Acı olan, bu arayışlarda binlerce öğrencimizin deneme tahtasına çevrilmiş
eğitim düzeneğinde, başarısızlıklarından nasiplerini almış olmalarıdır.
Yeni arayışlar…Yeni arayışlar ama hazıra konmaktan hiç vazgeçmiyoruz ne yazık ki. Her zaman ki gibi vücudumuzu tanıyıp, elbisemizi kendimiz dikmek yerine, askıda çok güzel gözüken bir elbiseyi denemeden satın alma alışkanlığımız, bize çok fazla emek ve zaman kaybettirmiş bu güne kadar. Yani pahalıya mal olmuştur.
Çocuklarımızın ilerisi için hayal edip yapmak istedikleri meslekler, küçük yaşlarda belirlenememektedir hala. Kendisine gereksiz olan birçok bilgi yükleme yapılmasından mı kaynaklanır bilemem ama kendisine mikrofon uzatılan bir üniversite öğrencisine “bir yılda kaç ay vardır ” sorusuna cevap verememesi bundan kaynaklanıyor olabilir mi sizce?
Bir tıp öğrencisinin geçmiş tarihte yapılan ve
bizimle ilgisi olmayan bir savaşın tarihini nedenlerini yada savaşın
sonuçlarını bilmesi ne kadar gerekli. Ama burada yanlış anlamalara mahal
vermemek adına şunu da belirtmeliyim ki, tarihte bazı savaşlar yada olaylar
vardır ki tüm dünya ülkeleri etkilenmiştir.
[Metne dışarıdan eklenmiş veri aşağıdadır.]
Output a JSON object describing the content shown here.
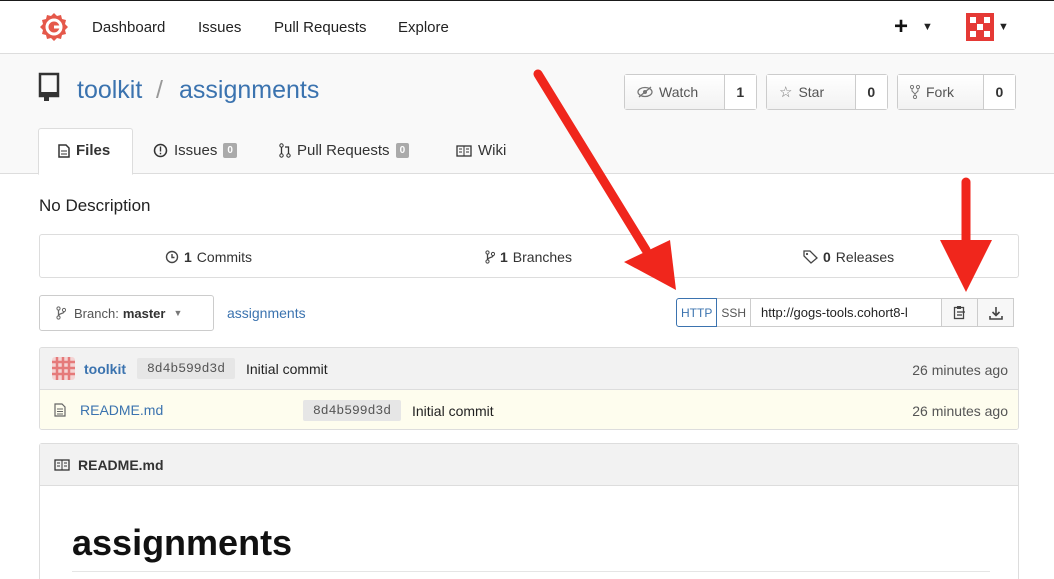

Bunların bilinmesi genel kültür
noktasında ki bilgi dağarcığımızda olmazsa olmazlarımız olmalı tabii ki.
Ben şunu anlamakta zorluk çekiyorum hala. Gelişmiş
ülkelerde şu oluyor bu oluyor diyerek çoğu kültürümü dejenere eden cinsten
alışkanlıkları almaktan geri kalmıyoruz demi. Oysa gelişmiş bir ülkenin,
(örneğin Almanya gibi) eğitim sistemlerini incelediğimizde, çocuklarını
ilköğretimin ilk basamaklarında yetenekleri doğrusunda eğitim vermekte
olduklarını ve bu doğrultuda çocukları geleceğe taşıdıklarını görebiliriz. Ne
diyelim darısı bizim çocuklarımızın başına.
Şuan yürütülmekte olan eğitim sistemimiz özü
bakımından bir öncekilere beş basmaktadır ama…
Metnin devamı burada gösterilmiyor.